Wolfgang Borchert, 20 yaşında kendini İkinci Dünya Savaşı'nın en acımasız hali içinde bulmuş, savaşın bütün acılarını iliklerine kadar yaşamış, yaralanmış, daha sonrasında ciddi hastalıklar ile mücadele etmiş, savaş karşıtı söylemleri sebebiyle hapse atılmış ve tüm bunları yaşarken bu kitapta bulunan birbirinden güzel şiirleri kaleme almış. 26 yaşında bu dünyaya veda etmeden önce bu kısacık ömrüne birçok eser sığdırmayı başaran, nadir yazarlardan biri olarak anılmaya devam edecek.
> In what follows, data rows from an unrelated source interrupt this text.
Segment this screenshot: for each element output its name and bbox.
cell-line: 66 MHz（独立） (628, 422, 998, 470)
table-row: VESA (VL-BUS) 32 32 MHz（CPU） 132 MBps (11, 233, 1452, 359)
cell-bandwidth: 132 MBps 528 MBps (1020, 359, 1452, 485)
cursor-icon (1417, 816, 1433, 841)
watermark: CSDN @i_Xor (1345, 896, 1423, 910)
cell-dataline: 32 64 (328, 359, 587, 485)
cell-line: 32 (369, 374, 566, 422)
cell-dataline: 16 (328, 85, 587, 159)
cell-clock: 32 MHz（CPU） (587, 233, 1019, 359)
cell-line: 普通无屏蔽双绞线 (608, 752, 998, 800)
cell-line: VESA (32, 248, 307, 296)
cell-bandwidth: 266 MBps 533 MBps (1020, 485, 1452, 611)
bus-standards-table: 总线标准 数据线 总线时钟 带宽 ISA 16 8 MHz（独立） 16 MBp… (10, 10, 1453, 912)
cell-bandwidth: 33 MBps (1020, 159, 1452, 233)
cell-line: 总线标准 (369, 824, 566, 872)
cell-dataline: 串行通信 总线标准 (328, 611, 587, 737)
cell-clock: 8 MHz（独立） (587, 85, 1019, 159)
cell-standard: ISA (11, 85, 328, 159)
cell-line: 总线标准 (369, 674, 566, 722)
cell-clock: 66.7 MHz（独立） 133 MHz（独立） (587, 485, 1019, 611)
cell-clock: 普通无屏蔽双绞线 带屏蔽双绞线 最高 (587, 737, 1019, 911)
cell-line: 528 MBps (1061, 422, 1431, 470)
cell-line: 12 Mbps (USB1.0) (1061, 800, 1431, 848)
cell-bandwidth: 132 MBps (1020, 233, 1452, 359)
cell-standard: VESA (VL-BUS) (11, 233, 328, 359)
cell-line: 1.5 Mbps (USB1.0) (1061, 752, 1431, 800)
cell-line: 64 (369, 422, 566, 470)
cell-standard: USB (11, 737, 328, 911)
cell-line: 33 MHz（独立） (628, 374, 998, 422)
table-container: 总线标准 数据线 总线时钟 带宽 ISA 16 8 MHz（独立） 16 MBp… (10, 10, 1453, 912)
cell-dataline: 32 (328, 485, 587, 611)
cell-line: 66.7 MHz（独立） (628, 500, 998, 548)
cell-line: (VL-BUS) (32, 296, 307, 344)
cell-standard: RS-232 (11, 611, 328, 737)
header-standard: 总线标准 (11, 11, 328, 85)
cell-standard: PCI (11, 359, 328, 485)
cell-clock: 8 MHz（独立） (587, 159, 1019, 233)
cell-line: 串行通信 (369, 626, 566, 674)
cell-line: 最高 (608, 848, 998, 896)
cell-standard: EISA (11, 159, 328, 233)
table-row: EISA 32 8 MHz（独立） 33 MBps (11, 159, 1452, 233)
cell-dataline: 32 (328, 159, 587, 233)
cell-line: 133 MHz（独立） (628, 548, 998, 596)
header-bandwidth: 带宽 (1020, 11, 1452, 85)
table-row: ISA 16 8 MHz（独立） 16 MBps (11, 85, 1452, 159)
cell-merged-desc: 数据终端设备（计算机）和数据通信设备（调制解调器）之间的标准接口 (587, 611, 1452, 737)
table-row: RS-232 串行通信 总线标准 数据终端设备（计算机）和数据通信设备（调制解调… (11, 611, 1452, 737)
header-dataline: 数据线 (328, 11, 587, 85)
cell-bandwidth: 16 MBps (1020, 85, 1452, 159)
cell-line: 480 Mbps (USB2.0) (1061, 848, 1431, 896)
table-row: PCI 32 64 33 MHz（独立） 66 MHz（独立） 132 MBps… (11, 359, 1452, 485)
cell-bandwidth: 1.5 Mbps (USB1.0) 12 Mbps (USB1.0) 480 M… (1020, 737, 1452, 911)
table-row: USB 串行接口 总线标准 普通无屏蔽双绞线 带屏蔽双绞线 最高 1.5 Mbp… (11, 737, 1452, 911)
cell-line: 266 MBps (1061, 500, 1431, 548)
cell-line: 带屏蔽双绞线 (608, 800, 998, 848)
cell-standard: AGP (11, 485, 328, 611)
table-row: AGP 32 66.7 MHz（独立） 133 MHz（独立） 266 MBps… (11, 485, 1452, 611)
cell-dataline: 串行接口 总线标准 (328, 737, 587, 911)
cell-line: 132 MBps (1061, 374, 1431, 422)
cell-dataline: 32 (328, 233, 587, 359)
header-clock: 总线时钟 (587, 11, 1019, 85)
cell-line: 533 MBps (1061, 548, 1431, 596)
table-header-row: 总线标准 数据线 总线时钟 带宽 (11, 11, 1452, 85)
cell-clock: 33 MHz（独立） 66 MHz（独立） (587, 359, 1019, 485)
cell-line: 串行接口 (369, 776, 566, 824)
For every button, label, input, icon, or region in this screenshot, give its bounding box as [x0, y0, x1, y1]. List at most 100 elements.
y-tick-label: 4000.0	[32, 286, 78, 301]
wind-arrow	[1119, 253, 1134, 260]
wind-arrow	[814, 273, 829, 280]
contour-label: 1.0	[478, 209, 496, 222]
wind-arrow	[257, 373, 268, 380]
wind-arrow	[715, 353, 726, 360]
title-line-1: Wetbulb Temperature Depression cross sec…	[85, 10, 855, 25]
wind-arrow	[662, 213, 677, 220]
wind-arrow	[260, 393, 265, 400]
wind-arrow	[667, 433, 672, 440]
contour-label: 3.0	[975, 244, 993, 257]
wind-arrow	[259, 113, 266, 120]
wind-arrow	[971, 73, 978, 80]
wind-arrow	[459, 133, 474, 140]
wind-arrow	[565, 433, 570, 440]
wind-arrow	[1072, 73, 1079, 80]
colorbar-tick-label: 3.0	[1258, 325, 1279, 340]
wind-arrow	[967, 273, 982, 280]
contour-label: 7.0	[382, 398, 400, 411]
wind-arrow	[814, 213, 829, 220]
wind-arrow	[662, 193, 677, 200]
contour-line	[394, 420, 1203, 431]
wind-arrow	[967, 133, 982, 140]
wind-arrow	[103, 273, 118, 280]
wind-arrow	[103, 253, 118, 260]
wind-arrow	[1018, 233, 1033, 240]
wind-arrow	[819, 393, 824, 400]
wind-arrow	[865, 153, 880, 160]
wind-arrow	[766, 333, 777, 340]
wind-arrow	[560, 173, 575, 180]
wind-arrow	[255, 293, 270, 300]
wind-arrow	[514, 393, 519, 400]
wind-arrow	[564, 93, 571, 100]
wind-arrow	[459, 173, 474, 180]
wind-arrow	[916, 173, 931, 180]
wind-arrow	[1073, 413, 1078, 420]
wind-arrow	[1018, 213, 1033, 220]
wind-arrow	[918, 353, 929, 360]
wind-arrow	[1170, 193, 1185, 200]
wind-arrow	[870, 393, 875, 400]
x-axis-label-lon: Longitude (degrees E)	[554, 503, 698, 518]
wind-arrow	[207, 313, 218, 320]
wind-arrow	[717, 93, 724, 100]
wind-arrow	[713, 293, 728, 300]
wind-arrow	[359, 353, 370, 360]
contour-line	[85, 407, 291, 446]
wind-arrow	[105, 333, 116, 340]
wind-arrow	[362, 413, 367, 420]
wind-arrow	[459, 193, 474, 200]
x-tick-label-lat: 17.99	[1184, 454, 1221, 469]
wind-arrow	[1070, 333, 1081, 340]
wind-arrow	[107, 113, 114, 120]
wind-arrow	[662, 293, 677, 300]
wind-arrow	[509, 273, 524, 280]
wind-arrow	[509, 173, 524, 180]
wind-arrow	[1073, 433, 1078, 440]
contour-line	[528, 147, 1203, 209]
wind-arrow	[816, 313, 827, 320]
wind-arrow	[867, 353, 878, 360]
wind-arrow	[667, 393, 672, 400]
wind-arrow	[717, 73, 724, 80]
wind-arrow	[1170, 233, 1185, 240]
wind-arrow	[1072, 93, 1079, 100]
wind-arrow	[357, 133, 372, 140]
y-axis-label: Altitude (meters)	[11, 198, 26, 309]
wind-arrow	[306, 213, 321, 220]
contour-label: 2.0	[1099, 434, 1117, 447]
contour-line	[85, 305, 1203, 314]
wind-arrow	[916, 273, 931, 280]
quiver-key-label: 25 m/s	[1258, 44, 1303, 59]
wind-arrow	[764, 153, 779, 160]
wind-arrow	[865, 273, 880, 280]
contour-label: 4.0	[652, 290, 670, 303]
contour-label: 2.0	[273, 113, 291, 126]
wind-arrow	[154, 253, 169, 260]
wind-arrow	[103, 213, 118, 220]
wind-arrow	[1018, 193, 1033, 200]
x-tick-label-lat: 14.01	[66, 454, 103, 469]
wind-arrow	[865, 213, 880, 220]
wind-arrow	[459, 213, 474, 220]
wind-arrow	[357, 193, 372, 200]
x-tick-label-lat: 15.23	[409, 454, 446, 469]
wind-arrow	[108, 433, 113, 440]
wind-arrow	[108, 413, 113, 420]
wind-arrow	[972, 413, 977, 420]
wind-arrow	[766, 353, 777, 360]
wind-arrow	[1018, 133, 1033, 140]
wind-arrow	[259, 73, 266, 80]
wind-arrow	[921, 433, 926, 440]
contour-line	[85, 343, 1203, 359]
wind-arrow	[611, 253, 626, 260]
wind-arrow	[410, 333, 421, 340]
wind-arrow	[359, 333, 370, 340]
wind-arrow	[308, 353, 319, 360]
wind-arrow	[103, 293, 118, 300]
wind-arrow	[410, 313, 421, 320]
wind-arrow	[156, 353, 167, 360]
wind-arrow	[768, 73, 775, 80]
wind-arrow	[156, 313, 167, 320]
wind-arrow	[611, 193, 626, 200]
Fener, Gece ve Yıldızlar'a gelecek olursak kitap yazarın ölümünden önce ve ölümünden sonra olmak üzere iki bölümden oluşan birbirinden güzel 29 şiirden oluşmakta. Bu şiirlerde hüzün, yalnızlık, özlem duyguları ön plana çıkmış. Borchert'in bu kısa ve acılarla yoğrulmuş hayatını göz önüne aldığımızda incelikli, naif, duyarlı hatta melankolik bile diyebileceğimiz şiirleri kaleme alması son derece şaşırtıcı olmuş. Birçok şiirini sevdim ve ara ara tekrar okumaktan keyif alacağımı biliyorum.
Deniz feneri olsaydım
gecede, fırtınada
ışıktım, balıklara,
vapurlara, kayıklara—
ne yazık ki ben kendim
batmak üzre bir gemiyim!
Haiku tadında olanıda iliştirmeden geçemeyeceğim.
Bir son öpüştü rıhtımda—
kaldı ardımda.
Akıntıdan yana, denizlere yolun
gidiyorsun.
Bir kırmızı, bir yeşil ışıktır,
uzaklaşır.
Kitaplarla kalın. Keyifli okumalar dilerim.